07Is RUN or XOM more undervalued right now?
On forward earnings alone, Exxon Mobil Corporation (XOM) trades at 15.
0x forward P/E versus 21. 2x for Sunrun Inc. — 6. 2x cheaper on a one-year earnings basis. Analyst consensus price targets imply the most upside for RUN: 41. 4% to $18. 14.
08Which pays a better dividend — RUN or XOM?
In this comparison, XOM (2.
7% yield) pays a dividend. RUN does not pay a meaningful dividend and should not be held primarily for income.
09Is RUN or XOM better for a retirement portfolio?
For long-horizon retirement investors, Exxon Mobil Corporation (XOM) is the stronger choice — it scores higher on the combination of lower volatility, dividend reliability, and long-term compounding (low volatility (β -0.
15), 2. 7% yield, +107. 4% 10Y return). Sunrun Inc. (RUN) carries a higher beta of 2. 89 — meaning larger drawdowns in market downturns, which matters significantly when you cannot wait years for a recovery. Both have compounded well over 10 years (XOM: +107. 4%, RUN: +71. 1%), confirming both are viable long-term holds — but the lower-volatility option typically results in less emotional selling during corrections. Retirement portfolios generally favour predictability over maximum returns. Consult a financial advisor before making allocation decisions.
10What are the main differences between RUN and XOM?
Both stocks operate in the Energy sector, making this a peer-level intra-sector comparison — the same macro tailwinds and headwinds will affect both.
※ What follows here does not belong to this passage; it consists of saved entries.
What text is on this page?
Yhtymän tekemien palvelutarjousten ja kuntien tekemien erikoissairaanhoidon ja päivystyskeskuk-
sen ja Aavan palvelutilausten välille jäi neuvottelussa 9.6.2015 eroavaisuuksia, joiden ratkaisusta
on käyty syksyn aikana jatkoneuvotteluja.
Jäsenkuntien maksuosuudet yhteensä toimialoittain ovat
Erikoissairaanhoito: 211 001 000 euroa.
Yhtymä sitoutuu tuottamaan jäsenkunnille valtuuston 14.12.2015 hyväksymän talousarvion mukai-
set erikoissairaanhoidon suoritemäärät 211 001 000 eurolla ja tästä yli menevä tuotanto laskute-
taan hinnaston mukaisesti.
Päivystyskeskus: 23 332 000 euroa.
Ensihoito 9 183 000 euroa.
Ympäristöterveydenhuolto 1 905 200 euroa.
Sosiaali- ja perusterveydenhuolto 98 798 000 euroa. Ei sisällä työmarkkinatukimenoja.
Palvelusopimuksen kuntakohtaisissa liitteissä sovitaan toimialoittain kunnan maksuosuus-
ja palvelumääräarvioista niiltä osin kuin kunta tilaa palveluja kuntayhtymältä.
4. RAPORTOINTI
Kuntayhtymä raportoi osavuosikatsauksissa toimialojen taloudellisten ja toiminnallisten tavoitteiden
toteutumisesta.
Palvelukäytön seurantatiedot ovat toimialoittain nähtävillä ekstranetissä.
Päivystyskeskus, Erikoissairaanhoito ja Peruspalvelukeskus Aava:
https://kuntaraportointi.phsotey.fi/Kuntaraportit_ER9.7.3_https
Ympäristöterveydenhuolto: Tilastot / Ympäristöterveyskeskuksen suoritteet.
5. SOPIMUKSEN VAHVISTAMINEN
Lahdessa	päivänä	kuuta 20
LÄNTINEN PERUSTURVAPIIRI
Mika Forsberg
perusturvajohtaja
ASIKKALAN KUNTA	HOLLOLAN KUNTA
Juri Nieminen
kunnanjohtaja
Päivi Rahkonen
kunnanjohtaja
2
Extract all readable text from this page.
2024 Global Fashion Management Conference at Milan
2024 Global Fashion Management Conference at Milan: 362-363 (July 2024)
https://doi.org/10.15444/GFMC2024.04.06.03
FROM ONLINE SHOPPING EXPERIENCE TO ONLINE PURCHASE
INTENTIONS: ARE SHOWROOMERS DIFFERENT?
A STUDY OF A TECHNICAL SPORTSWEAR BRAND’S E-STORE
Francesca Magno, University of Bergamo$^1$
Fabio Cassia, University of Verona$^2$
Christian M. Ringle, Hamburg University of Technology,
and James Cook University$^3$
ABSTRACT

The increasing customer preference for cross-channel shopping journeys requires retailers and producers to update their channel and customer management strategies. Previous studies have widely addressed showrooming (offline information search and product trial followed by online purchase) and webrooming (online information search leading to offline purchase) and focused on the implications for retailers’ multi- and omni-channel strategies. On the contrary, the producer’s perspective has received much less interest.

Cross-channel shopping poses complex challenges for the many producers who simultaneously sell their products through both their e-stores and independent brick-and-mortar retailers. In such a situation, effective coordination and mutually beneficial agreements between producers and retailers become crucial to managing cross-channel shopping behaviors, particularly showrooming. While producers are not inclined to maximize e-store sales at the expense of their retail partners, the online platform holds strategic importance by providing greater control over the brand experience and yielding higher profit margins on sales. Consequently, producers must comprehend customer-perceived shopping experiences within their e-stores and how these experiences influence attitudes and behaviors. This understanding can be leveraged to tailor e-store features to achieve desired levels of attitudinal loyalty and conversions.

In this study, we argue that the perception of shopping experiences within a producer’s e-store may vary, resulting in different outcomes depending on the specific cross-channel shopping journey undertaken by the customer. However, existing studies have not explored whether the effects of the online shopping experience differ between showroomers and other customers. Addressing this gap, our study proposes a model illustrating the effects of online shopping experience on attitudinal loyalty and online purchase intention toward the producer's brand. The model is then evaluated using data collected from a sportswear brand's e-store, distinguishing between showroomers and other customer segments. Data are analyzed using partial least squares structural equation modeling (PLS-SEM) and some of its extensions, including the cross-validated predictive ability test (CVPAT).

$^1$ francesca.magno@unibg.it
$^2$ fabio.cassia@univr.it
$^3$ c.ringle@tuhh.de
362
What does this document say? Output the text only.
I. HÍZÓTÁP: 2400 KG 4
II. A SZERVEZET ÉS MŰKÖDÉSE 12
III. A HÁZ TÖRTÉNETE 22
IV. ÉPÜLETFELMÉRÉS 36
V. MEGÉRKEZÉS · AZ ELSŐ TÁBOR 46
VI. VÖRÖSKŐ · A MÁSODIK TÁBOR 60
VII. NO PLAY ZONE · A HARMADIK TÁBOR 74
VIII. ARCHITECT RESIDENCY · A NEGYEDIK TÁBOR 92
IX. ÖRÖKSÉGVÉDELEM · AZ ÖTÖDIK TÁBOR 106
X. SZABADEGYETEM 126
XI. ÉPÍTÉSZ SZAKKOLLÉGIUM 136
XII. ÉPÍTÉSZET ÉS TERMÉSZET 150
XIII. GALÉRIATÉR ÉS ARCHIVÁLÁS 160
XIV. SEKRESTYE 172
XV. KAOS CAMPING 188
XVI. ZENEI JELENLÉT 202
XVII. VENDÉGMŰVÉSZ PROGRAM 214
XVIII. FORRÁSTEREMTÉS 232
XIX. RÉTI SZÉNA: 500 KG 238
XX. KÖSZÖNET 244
In terms of investment character: RUN is a small-cap high-growth stock; XOM is a large-cap quality compounder stock. XOM pays a dividend while RUN does not, making them suitable for different income and tax situations. These fundamental differences mean investors should not choose between them on a single metric — the "better stock" depends entirely on which of these characteristics aligns with your investment strategy.